Hi, I want replace torch.autograd.functional.jvp/torch.autograd.functional.vjp with torch.func.jvp/torch.func.vjp. Since torch.func.jvp is more efficient compared to autograd ops.
However, I notice these apis are not equivalent, since I calculate jvp to create a loss, thus second-order gradient is required, and we have to set create_graph=True. There is no create_graph argument in torch.func api, so is torch.func does not intent to use in my case or it support higher-order gradient by default?
You need to compose jacrev with jacrev to create a 2nd-order derivative within the torch.func framework. The gradients are computed in a functional manner (so a more direct mathematical approach) within the torch.func namespace.

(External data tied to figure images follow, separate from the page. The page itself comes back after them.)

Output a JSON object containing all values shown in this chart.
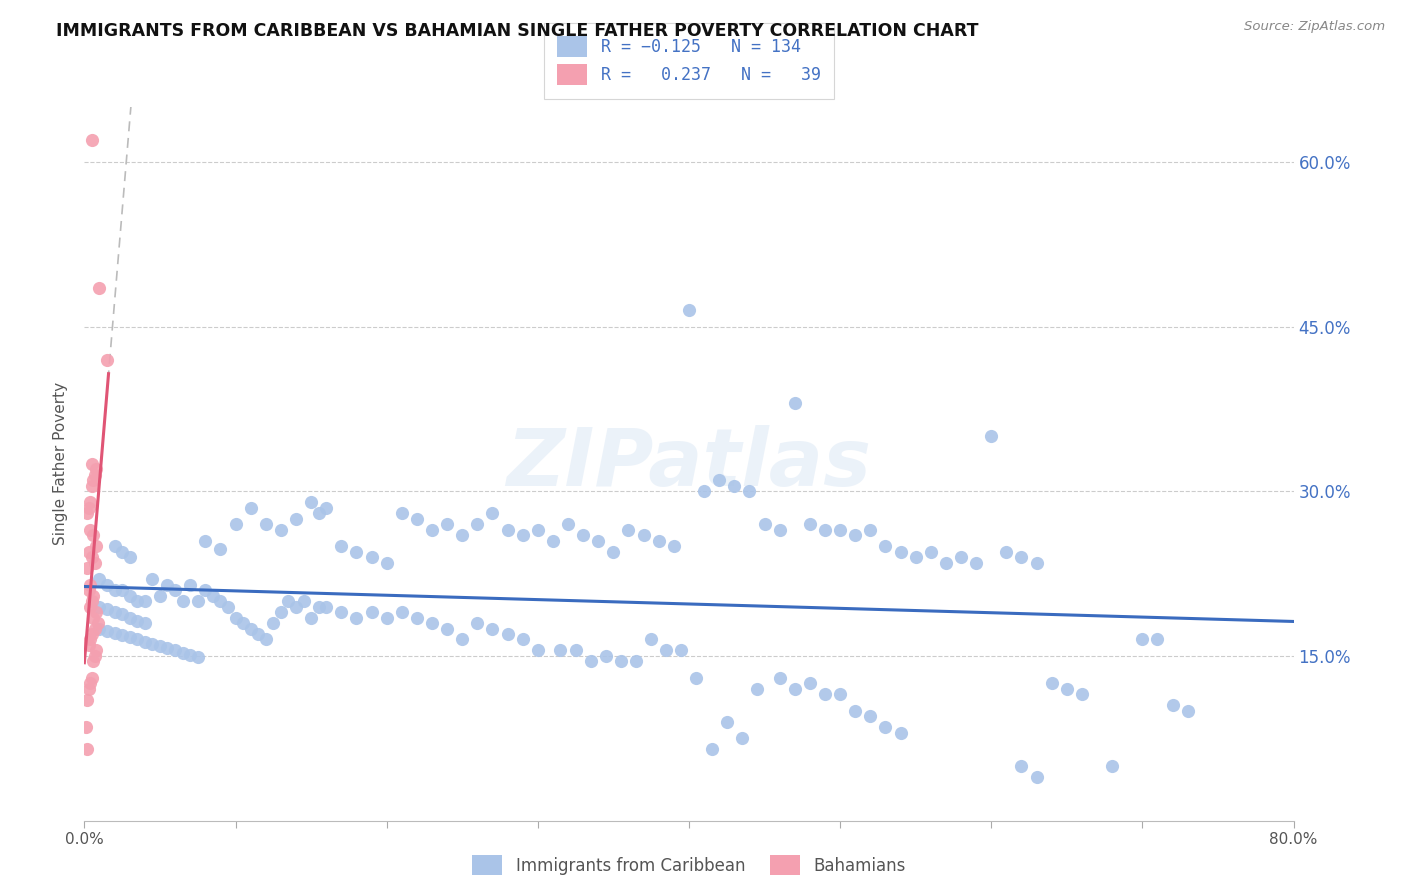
{
  "title": "IMMIGRANTS FROM CARIBBEAN VS BAHAMIAN SINGLE FATHER POVERTY CORRELATION CHART",
  "source": "Source: ZipAtlas.com",
  "ylabel": "Single Father Poverty",
  "xlim": [
    0.0,
    0.8
  ],
  "ylim": [
    0.0,
    0.65
  ],
  "ytick_positions": [
    0.15,
    0.3,
    0.45,
    0.6
  ],
  "ytick_labels": [
    "15.0%",
    "30.0%",
    "45.0%",
    "60.0%"
  ],
  "blue_color": "#aac4e8",
  "blue_line_color": "#3a6bbf",
  "pink_color": "#f4a0b0",
  "pink_line_color": "#e05575",
  "gray_dash_color": "#bbbbbb",
  "watermark": "ZIPatlas",
  "watermark_zip_color": "#dce8f5",
  "watermark_atlas_color": "#dce8f5",
  "blue_scatter": [
    [
      0.02,
      0.25
    ],
    [
      0.025,
      0.245
    ],
    [
      0.03,
      0.24
    ],
    [
      0.01,
      0.22
    ],
    [
      0.015,
      0.215
    ],
    [
      0.02,
      0.21
    ],
    [
      0.025,
      0.21
    ],
    [
      0.03,
      0.205
    ],
    [
      0.035,
      0.2
    ],
    [
      0.01,
      0.195
    ],
    [
      0.015,
      0.193
    ],
    [
      0.02,
      0.19
    ],
    [
      0.025,
      0.188
    ],
    [
      0.03,
      0.185
    ],
    [
      0.035,
      0.182
    ],
    [
      0.04,
      0.18
    ],
    [
      0.01,
      0.175
    ],
    [
      0.015,
      0.173
    ],
    [
      0.02,
      0.171
    ],
    [
      0.025,
      0.169
    ],
    [
      0.03,
      0.167
    ],
    [
      0.035,
      0.165
    ],
    [
      0.04,
      0.163
    ],
    [
      0.045,
      0.161
    ],
    [
      0.05,
      0.159
    ],
    [
      0.055,
      0.157
    ],
    [
      0.06,
      0.155
    ],
    [
      0.065,
      0.153
    ],
    [
      0.07,
      0.151
    ],
    [
      0.075,
      0.149
    ],
    [
      0.08,
      0.255
    ],
    [
      0.09,
      0.247
    ],
    [
      0.1,
      0.27
    ],
    [
      0.11,
      0.285
    ],
    [
      0.12,
      0.27
    ],
    [
      0.13,
      0.265
    ],
    [
      0.14,
      0.275
    ],
    [
      0.15,
      0.29
    ],
    [
      0.155,
      0.28
    ],
    [
      0.16,
      0.285
    ],
    [
      0.17,
      0.25
    ],
    [
      0.18,
      0.245
    ],
    [
      0.19,
      0.24
    ],
    [
      0.2,
      0.235
    ],
    [
      0.21,
      0.28
    ],
    [
      0.22,
      0.275
    ],
    [
      0.23,
      0.265
    ],
    [
      0.24,
      0.27
    ],
    [
      0.25,
      0.26
    ],
    [
      0.26,
      0.27
    ],
    [
      0.27,
      0.28
    ],
    [
      0.28,
      0.265
    ],
    [
      0.29,
      0.26
    ],
    [
      0.3,
      0.265
    ],
    [
      0.31,
      0.255
    ],
    [
      0.32,
      0.27
    ],
    [
      0.33,
      0.26
    ],
    [
      0.34,
      0.255
    ],
    [
      0.35,
      0.245
    ],
    [
      0.36,
      0.265
    ],
    [
      0.37,
      0.26
    ],
    [
      0.38,
      0.255
    ],
    [
      0.39,
      0.25
    ],
    [
      0.4,
      0.465
    ],
    [
      0.41,
      0.3
    ],
    [
      0.42,
      0.31
    ],
    [
      0.43,
      0.305
    ],
    [
      0.44,
      0.3
    ],
    [
      0.45,
      0.27
    ],
    [
      0.46,
      0.265
    ],
    [
      0.47,
      0.38
    ],
    [
      0.48,
      0.27
    ],
    [
      0.49,
      0.265
    ],
    [
      0.5,
      0.265
    ],
    [
      0.51,
      0.26
    ],
    [
      0.52,
      0.265
    ],
    [
      0.53,
      0.25
    ],
    [
      0.54,
      0.245
    ],
    [
      0.55,
      0.24
    ],
    [
      0.56,
      0.245
    ],
    [
      0.57,
      0.235
    ],
    [
      0.58,
      0.24
    ],
    [
      0.59,
      0.235
    ],
    [
      0.6,
      0.35
    ],
    [
      0.61,
      0.245
    ],
    [
      0.62,
      0.24
    ],
    [
      0.63,
      0.235
    ],
    [
      0.64,
      0.125
    ],
    [
      0.65,
      0.12
    ],
    [
      0.66,
      0.115
    ],
    [
      0.7,
      0.165
    ],
    [
      0.71,
      0.165
    ],
    [
      0.72,
      0.105
    ],
    [
      0.73,
      0.1
    ],
    [
      0.04,
      0.2
    ],
    [
      0.045,
      0.22
    ],
    [
      0.05,
      0.205
    ],
    [
      0.055,
      0.215
    ],
    [
      0.06,
      0.21
    ],
    [
      0.065,
      0.2
    ],
    [
      0.07,
      0.215
    ],
    [
      0.075,
      0.2
    ],
    [
      0.08,
      0.21
    ],
    [
      0.085,
      0.205
    ],
    [
      0.09,
      0.2
    ],
    [
      0.095,
      0.195
    ],
    [
      0.1,
      0.185
    ],
    [
      0.105,
      0.18
    ],
    [
      0.11,
      0.175
    ],
    [
      0.115,
      0.17
    ],
    [
      0.12,
      0.165
    ],
    [
      0.125,
      0.18
    ],
    [
      0.13,
      0.19
    ],
    [
      0.135,
      0.2
    ],
    [
      0.14,
      0.195
    ],
    [
      0.145,
      0.2
    ],
    [
      0.15,
      0.185
    ],
    [
      0.155,
      0.195
    ],
    [
      0.16,
      0.195
    ],
    [
      0.17,
      0.19
    ],
    [
      0.18,
      0.185
    ],
    [
      0.19,
      0.19
    ],
    [
      0.2,
      0.185
    ],
    [
      0.21,
      0.19
    ],
    [
      0.22,
      0.185
    ],
    [
      0.23,
      0.18
    ],
    [
      0.24,
      0.175
    ],
    [
      0.25,
      0.165
    ],
    [
      0.26,
      0.18
    ],
    [
      0.27,
      0.175
    ],
    [
      0.28,
      0.17
    ],
    [
      0.29,
      0.165
    ],
    [
      0.3,
      0.155
    ],
    [
      0.315,
      0.155
    ],
    [
      0.325,
      0.155
    ],
    [
      0.335,
      0.145
    ],
    [
      0.345,
      0.15
    ],
    [
      0.355,
      0.145
    ],
    [
      0.365,
      0.145
    ],
    [
      0.375,
      0.165
    ],
    [
      0.385,
      0.155
    ],
    [
      0.395,
      0.155
    ],
    [
      0.405,
      0.13
    ],
    [
      0.415,
      0.065
    ],
    [
      0.425,
      0.09
    ],
    [
      0.435,
      0.075
    ],
    [
      0.445,
      0.12
    ],
    [
      0.46,
      0.13
    ],
    [
      0.47,
      0.12
    ],
    [
      0.48,
      0.125
    ],
    [
      0.49,
      0.115
    ],
    [
      0.5,
      0.115
    ],
    [
      0.51,
      0.1
    ],
    [
      0.52,
      0.095
    ],
    [
      0.53,
      0.085
    ],
    [
      0.54,
      0.08
    ],
    [
      0.62,
      0.05
    ],
    [
      0.63,
      0.04
    ],
    [
      0.68,
      0.05
    ]
  ],
  "pink_scatter": [
    [
      0.005,
      0.62
    ],
    [
      0.01,
      0.485
    ],
    [
      0.015,
      0.42
    ],
    [
      0.005,
      0.325
    ],
    [
      0.008,
      0.32
    ],
    [
      0.007,
      0.315
    ],
    [
      0.006,
      0.31
    ],
    [
      0.005,
      0.305
    ],
    [
      0.004,
      0.29
    ],
    [
      0.003,
      0.285
    ],
    [
      0.002,
      0.28
    ],
    [
      0.004,
      0.265
    ],
    [
      0.006,
      0.26
    ],
    [
      0.008,
      0.25
    ],
    [
      0.003,
      0.245
    ],
    [
      0.005,
      0.24
    ],
    [
      0.007,
      0.235
    ],
    [
      0.002,
      0.23
    ],
    [
      0.004,
      0.215
    ],
    [
      0.003,
      0.21
    ],
    [
      0.006,
      0.205
    ],
    [
      0.005,
      0.2
    ],
    [
      0.004,
      0.195
    ],
    [
      0.008,
      0.19
    ],
    [
      0.006,
      0.185
    ],
    [
      0.009,
      0.18
    ],
    [
      0.007,
      0.175
    ],
    [
      0.005,
      0.17
    ],
    [
      0.004,
      0.165
    ],
    [
      0.003,
      0.16
    ],
    [
      0.008,
      0.155
    ],
    [
      0.007,
      0.15
    ],
    [
      0.006,
      0.145
    ],
    [
      0.005,
      0.13
    ],
    [
      0.004,
      0.125
    ],
    [
      0.003,
      0.12
    ],
    [
      0.002,
      0.11
    ],
    [
      0.001,
      0.085
    ],
    [
      0.002,
      0.065
    ]
  ]
}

You can use torch.func.hessian directly,
import torch
from torch.func import hessian, vmap, functional_call
net = Model(*args, **kwargs) #our model
x = torch.randn(batch_size, num_inputs) #inputs
params = dict(net.named_parameters()) #params (need to be an input for torch.func to work)

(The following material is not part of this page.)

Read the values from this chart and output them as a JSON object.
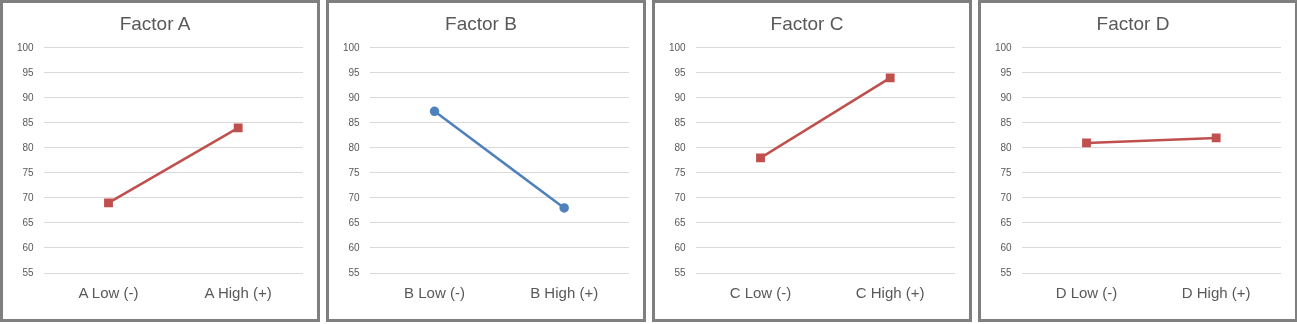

#functionalize version (params are now an input to the model)
def fcall(parms, x):
return functional_call(net, params, x)
def compute_hessian(params, x):
_hessian_wrt_x = hessian(fcall, argnums=1)(params, x) #forward-over-reverse hessian calc.
return _hessian_wrt_x
#We define a laplacian func for a single function, then vectorize over the batch.
laplacian = vmap(compute_hessian, in_dims=(None,0))(params, x)
Or, you can compose jacrev with itself, which you can view as an equivalent of create_graph arg within the torch.autograd API (albeit that the graph is constructed directly).
Here, func is my model and input is the model input. This loss serves as part of the overall loss (loss += isometry_loss) for backpropagation. Therefore, I have to rely on loss.backward() for backpropagation and parameter updating.
I’m actually not want to use the functionalized API, I just want to use fast JVP implementation.
I aim to incorporate isometry loss into my model’s optimization objective to enhance its isometric properties. The computation of isometry loss requires Jacobian-vector products (JVP), and it’s crucial to set create_graph=True to enable gradient backpropagation through the JVP calculation.